(Bloomberg) -- French Finance Minister Bruno Le Maire said it’s important for TotalEnergies SE to keep its primary listing in France, stressing the benefits to the country of having a domestic oil major. 

France couldn’t have convinced TotalEnergies to keep prices at the fuel pump capped at a maximum of €2 ($2.14) per liter had it not been a French company, according to Le Maire.

“So it’s important to keep Total’s headquarters in France and it’s important that its primary listing stays in France,” Le Maire said in an interview on BFM TV. “I’ll fight for this because it’s in the best interest of the French people.”

TotalEnergies’ Chief Executive Officer Patrick Pouyanne first said he was considering moving the company’s primary listing to New York in an interview with Bloomberg Opinion in April.

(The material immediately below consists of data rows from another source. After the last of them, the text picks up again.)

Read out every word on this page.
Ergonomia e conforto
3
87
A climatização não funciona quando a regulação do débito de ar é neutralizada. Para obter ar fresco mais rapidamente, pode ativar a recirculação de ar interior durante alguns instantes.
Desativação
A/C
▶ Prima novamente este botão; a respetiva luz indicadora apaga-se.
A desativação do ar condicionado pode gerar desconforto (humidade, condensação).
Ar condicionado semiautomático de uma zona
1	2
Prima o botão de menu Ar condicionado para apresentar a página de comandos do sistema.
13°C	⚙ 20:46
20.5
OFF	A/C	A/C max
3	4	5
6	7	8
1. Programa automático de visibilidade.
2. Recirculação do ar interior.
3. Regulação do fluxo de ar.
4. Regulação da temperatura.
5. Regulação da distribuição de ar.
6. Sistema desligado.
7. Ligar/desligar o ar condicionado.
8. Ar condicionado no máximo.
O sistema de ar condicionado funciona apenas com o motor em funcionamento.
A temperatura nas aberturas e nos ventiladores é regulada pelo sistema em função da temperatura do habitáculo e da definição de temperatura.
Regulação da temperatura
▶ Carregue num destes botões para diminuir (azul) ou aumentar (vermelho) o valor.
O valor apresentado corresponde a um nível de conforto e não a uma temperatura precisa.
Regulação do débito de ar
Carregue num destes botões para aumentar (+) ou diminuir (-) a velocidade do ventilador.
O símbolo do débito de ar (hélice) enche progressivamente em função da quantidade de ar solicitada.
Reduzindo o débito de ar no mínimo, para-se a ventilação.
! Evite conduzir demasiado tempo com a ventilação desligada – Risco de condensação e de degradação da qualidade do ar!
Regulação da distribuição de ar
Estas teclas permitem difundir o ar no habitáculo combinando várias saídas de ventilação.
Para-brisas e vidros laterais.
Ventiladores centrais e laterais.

The Paris-based company is considering the switch “in part because ESG policies in Europe have more weight,” he told a French senate hearing on climate-change goals on Monday. 

Total shares were 3% lower at 9:32 a.m. in Paris.

Le Maire said that TotalEnergies told him it had a problem getting financing and that was a factor pushing it to look at a New York listing. A third of European mutual funds exclude fossil fuels, whereas a negligible number of their US peers take that view, Deutsche Bank AG analysts wrote in a March note, citing Morningstar Direct data.

Read More: Total Talks Up New York Listing With Sector Abuzz About Switches

“My answer is, we’re going to set up a capital markets union so that you can raise much larger sums on a European scale, particularly for your activities in the energy transition,” Le Maire said. “You can raise the money you need, so there’s no longer any reason for you to go to New York.”